Colin Marriage

19 May

He asked many times why his suffering was being prolonged


Colin Marriage’s story, written by his sister Kelley.


When my brother Colin was diagnosed with terminal cancer last October, aged just 40, we reassured him that pain relief and care is so good these days that he would be able to die peacefully and in comfort, and that we would be with him. The care that Colin received at the end of his life was excellent.


He decided to die in hospital and the staff were fantastic. They moved a bed into the room so that his partner could be with him, helped us to organise a beautiful and moving wedding and gave him all the care and treatment he needed. The doctors did all they could within the law to help him.


Despite their best efforts Colin did not have the death he wished for. In the week leading up to his death Colin asked his doctor how long he had left – when the doctor told him he expected him to live for about another week he cried – the first time I had seen him cry since he was a child – not because he had so little time left but because he was in such pain, unable to eat or sleep properly, and could not stop being sick.

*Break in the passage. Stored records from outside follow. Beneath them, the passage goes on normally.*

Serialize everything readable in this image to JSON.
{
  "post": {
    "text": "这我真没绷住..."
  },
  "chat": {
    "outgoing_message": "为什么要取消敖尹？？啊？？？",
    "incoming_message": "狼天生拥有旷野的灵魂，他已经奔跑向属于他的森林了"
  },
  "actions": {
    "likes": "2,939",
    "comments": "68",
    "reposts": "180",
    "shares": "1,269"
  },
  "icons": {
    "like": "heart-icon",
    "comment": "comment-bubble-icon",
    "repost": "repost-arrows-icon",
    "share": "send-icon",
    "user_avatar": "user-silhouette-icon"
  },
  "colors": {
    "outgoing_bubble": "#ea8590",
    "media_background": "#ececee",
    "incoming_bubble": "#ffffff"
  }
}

He simply could not bear the thought of another week of life. He asked many times why his suffering was being prolonged, and one of the last things he said to me was that it wasn’t right to treat people in such a way.

  • Marie Foskett

    I agree entirely with this story and have experienced similar with my husband. We could no longer control the pain at home and he was admitted to a hospice for symptom management /pain control. Similarly we expected cancer pain could be managed, it could not. The last week of my husband’s life was unbearable and he asked me why they couldn’t give him something to ‘knock him out’. The drug dose permitted was never sufficient to avoid requiring ‘breakthrough’ drugs (i.e. when pain is so severe it breaks through the base line drug being given and a top up, short lasting drug is needed). Breakthrough drugs mean the patient is experiencing acute pain, there is a delay in the drugs being administered and a delay waiting for them to work…it is not acceptable when end of life is inevitable to allow such suffering. If you don’t support this bill you need to talk to someone who is in this situation, see their agony and suffering, knowing that they have only a week to live and have to endure such terrible pain and suffering. In our case I doubt that my husband would have considered assisted suicide until he reached this final week when the pain and suffering reached unbearable levels.

  • william conroy

    This is my reason for backing Dignity. It am sure that drugs have a limited effect under the present regime.

  • Suzanne

    My much loved son died age 23 in 2013 from a stem cell transplant to treat Leukaemia. Three days before he died we were told that a failure to resuscitate had been given and he was visited later by a palliative care consultant. My son asked the consultant to knock him out so he would suffer no more. The consultant said by law he couldn’t do that. However after his visit an iv morphine was set up and shortly after my son became unconscious. 16 hours later my son died. He was asleep and free from pain. His huge fear of struggling for his last breath was unfounded.
    I will never know if my son’s death was assisted but if it was I thank the consultant from the bottom of my heart.
    I have still not got over the loss of my boy but I have comfort from the fact he didn’t suffer. How can this be wrong?